C’est la rentrée scolaire. Il va y avoir des professeures qui seront appelées professeurs et qui enseigneront que “le masculin l’emporte”. Elles parleront d’orthographe bien sûr, mais le soir, en révisant leurs leçons, les petites filles répéteront “le masculin l’emporte”. Alors forcément ça rentrera dans leur tête. 

“Les trois filles et le garçon sont intelligents.” Il y a trois filles et seulement un garçon, alors pourquoi dire “intelligents” plutôt que “intelligentes” ? Parce que le masculin l’emporte. Même sur les maths.

Elles ne feront pas d’erreurs ces petites filles. Ni même ces petits garçons, qui apprendront religieusement que le masculin l’emporte. Mais si pendant la récréation, ils arrivent tous les deux en même temps au niveau de la seule et unique balançoire, pourquoi la petite fille ne céderait pas machinalement sa place ? Après tout. Puisque le masculin l’emporte.

Il y a ceux qui diront que ce ne sont que des mots, que ce n’est pas littéralement ça, que ça veut dire. Et puis il y a ceux qui comprennent que tout est une question de subtilité, justement. Que la vie, elle est pareille pour tout le monde. C’est juste notre perception qui change.

Les choses évoluent, c’est vrai. Il y a la féminisation des mots. Celle qui fait mal aux oreilles apparemment. Même quand on le chuchote, même quand ce n’est qu’écrit. Il faut croire que certaines oreilles sont très sensibles, même quand c’est les yeux qui s’en chargent.

 

On dit facteur et factrice. Et ça va.

On dit acteur et actrice. Et ça va aussi.

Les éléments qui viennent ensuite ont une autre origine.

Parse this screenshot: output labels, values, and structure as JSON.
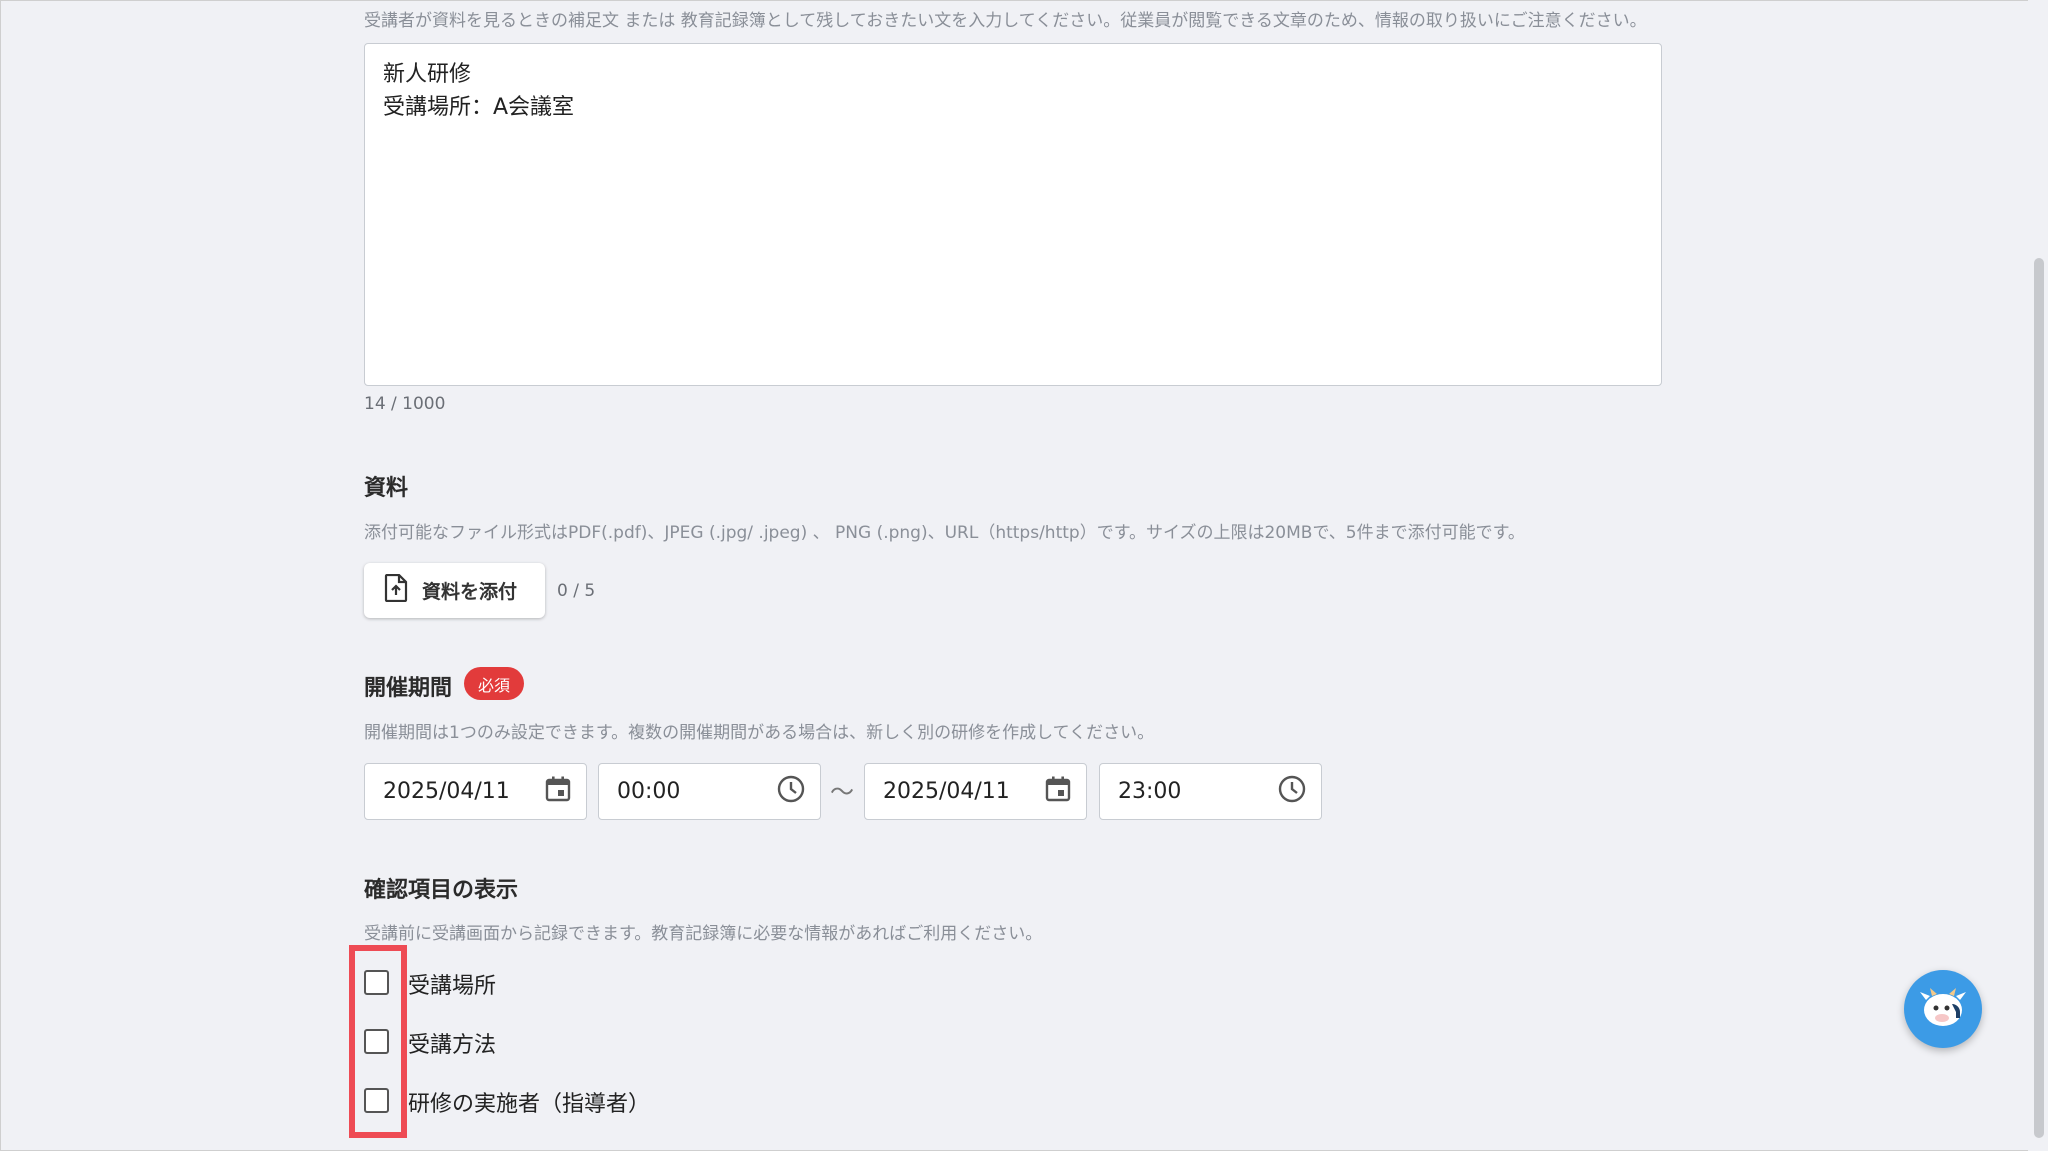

On dit auteur et autrice. Et là, ça ne va plus. Apparemment, autrice, ce n’est pas beau.

 

Ce n’est pas le mot le problème, c’est ce qu’il implique. Autrice, c’est une femme qui écrit. Et pendant très longtemps, ce n’était pas autorisé, ce n’était pas bien, ce n’était pas normal. Alors autrice, ce n’est pas “normal” non plus de l’entendre.

Mais pourquoi y aurait-il des lectrices et pas des autrices ? Les femmes ne sont-elles que des spectatrices ? L’esthétisme, ce n’est rien d’autre que de l’habitude.

Pendant longtemps aussi, la féminisation changeait le sens d’une définition. Il ne suffisait pas d’ajouter un “e” à la fin d’un mot, pour obtenir le même sens au féminin. Non. Ajouter un “e” à la fin d’un mot, c’était changer un homme en objet. Comme dans la Belle et la bête. Une sorte de mauvais sort.

 

Cuisinier

nom masculin : Personne qui a pour métier de faire la cuisine.

Cuisinière

nom féminin  : Fourneau de cuisine, composé d’un four et d’une table de cuisson.

 

Chauffeur :

nom masculin : Personne dont le métier est de conduire un véhicule automobile.

Chauffeuse :

nom féminin : Siège bas, confortable, sans accoudoirs.

 

Serait-ce de là, que viendrait le terme de femme objet ? Pourquoi pas après tout. 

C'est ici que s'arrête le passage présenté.